I have to solve a similar problem, here are my thoughts.
We could express the problem in spherical coordinates with the domain $\Omega \in \mathbb{R}^3$ delimited by $\partial \Omega$, the Surface $A = \vert \partial \Omega \vert$ and the Volume $V = \vert \Omega \vert = constant$:
$$min\{A[R]\} = \int_{\partial\Omega} R^2(\varphi,\theta) {\rm sin}(\theta){\rm d}\varphi {\rm d}\theta$$ $$constant = V = \int_{\Omega} r^2 {\rm sin}(\theta) {\rm d} r {\rm d} \varphi {\rm d} \theta = \int_{\partial\Omega} \left( \int \limits_{0}^{R(\varphi,\theta)} r^2 {\rm d} r \right) {\rm sin}(\theta) {\rm d}\varphi {\rm d}\theta = \int_{\partial\Omega} \frac{R^3(\varphi,\theta)}{3} {\rm sin}(\theta) {\rm d}\varphi {\rm d}\theta $$
Now we have two integrals over the same domain $\partial\Omega$ and we can use formulas for problems under isoperimetric conditions.

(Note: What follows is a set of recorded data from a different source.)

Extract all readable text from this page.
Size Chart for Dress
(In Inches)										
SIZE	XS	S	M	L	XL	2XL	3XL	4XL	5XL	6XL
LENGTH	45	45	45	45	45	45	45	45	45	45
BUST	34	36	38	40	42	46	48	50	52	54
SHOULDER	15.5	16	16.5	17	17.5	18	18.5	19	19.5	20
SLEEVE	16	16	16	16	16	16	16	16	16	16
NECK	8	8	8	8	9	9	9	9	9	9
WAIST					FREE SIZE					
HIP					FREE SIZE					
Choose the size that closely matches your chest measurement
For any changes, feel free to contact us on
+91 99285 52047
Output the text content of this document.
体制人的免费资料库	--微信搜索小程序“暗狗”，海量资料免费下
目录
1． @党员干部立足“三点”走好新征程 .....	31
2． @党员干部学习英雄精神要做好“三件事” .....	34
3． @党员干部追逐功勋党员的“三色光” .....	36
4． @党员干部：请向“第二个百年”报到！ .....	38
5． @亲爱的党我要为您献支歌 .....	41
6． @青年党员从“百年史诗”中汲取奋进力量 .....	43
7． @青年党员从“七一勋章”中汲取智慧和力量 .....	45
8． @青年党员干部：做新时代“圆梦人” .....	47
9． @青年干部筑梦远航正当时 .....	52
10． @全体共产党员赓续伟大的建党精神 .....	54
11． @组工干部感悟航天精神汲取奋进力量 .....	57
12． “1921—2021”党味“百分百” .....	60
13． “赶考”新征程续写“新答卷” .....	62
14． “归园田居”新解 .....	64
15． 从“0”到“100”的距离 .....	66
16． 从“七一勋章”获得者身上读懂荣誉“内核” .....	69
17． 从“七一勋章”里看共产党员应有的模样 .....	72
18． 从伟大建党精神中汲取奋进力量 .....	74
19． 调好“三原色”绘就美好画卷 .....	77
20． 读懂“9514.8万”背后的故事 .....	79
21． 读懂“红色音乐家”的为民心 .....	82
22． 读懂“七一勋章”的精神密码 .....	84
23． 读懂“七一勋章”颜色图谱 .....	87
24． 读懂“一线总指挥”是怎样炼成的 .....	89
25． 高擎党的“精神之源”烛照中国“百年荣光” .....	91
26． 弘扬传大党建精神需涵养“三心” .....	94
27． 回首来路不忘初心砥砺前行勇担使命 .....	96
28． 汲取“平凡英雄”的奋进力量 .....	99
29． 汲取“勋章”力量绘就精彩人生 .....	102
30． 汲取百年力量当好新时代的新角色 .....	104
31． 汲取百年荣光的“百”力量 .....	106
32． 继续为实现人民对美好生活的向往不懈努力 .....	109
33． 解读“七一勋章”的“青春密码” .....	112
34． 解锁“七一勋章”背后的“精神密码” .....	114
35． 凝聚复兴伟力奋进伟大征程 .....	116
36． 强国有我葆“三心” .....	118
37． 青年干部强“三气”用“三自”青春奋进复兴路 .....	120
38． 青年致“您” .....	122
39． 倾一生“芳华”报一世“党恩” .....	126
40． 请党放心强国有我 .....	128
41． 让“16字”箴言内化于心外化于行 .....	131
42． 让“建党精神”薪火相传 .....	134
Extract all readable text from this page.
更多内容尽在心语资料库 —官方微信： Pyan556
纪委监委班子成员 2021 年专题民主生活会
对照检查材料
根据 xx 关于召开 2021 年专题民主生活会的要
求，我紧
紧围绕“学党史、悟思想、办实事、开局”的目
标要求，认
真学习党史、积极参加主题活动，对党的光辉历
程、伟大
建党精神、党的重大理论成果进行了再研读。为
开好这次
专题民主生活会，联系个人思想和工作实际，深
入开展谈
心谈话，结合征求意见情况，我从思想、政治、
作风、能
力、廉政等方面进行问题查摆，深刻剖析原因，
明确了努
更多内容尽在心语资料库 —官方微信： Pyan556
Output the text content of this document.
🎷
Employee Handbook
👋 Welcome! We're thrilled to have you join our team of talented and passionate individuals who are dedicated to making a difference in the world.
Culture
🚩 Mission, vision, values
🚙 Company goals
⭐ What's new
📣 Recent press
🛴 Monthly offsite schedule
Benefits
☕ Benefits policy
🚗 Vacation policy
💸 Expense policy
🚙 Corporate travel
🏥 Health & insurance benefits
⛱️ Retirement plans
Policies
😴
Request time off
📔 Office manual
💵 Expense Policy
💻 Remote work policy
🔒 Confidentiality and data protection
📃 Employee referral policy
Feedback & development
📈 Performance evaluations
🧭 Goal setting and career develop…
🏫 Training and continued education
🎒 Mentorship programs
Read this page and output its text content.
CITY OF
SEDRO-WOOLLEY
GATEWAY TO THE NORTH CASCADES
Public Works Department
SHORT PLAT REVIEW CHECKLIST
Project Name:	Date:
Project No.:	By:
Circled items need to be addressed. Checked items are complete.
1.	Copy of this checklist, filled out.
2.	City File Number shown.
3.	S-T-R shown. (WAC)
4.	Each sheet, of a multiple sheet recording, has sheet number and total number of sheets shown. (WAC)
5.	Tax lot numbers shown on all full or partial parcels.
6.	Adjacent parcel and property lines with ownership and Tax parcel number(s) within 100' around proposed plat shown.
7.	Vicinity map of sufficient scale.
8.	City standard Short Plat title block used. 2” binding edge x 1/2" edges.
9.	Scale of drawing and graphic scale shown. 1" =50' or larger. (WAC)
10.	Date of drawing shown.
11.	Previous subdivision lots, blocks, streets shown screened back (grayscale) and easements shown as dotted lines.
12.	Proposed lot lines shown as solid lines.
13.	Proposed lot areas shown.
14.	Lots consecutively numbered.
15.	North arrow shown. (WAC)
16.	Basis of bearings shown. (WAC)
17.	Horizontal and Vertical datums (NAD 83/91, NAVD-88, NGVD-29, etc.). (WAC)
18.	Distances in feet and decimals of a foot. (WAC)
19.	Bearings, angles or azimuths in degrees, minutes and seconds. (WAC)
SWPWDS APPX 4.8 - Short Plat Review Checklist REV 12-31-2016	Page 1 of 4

With $F := R^2(\varphi,\theta){\rm sin}(\theta)$ and $G := \frac{R^3(\varphi,\theta)}{3} {\rm sin}(\theta)$ and $F^* = F + \lambda G$, we can use the formula $$ 0 = \underbrace{ \frac{{\rm d}}{{\rm d} \theta} \frac{ \partial F^* }{ \partial \frac{ \partial R }{ \partial \theta}} }_{=0} + \underbrace{ \frac{{\rm d}}{{\rm d} \varphi} \frac{ \partial F^* }{ \partial \frac{ \partial R }{ \partial \varphi}} }_{=0} - \frac{ \partial F^* }{ \partial R} $$
Therein is $$ F^* = \underbrace{ R^2(\varphi,\theta) {\rm sin}(\theta) }_{=F} + \lambda \cdot \underbrace{ \frac{R^3(\varphi,\theta)}{3} {\rm sin}(\theta) }_{=G} $$
So it follows $$ 0 = \frac{ \partial F^* }{ \partial R} = 2 R (\varphi,\theta){\rm sin}(\theta) + \lambda \cdot R^2(\varphi,\theta) {\rm sin}(\theta) $$
Solving the equation for $R$: $$ R(\varphi,\theta) = \frac{2}{\lambda} $$
So we have shown, that $R(\varphi,\theta) = constant$, because $\lambda$ is constant in $\varphi$ and $\theta$.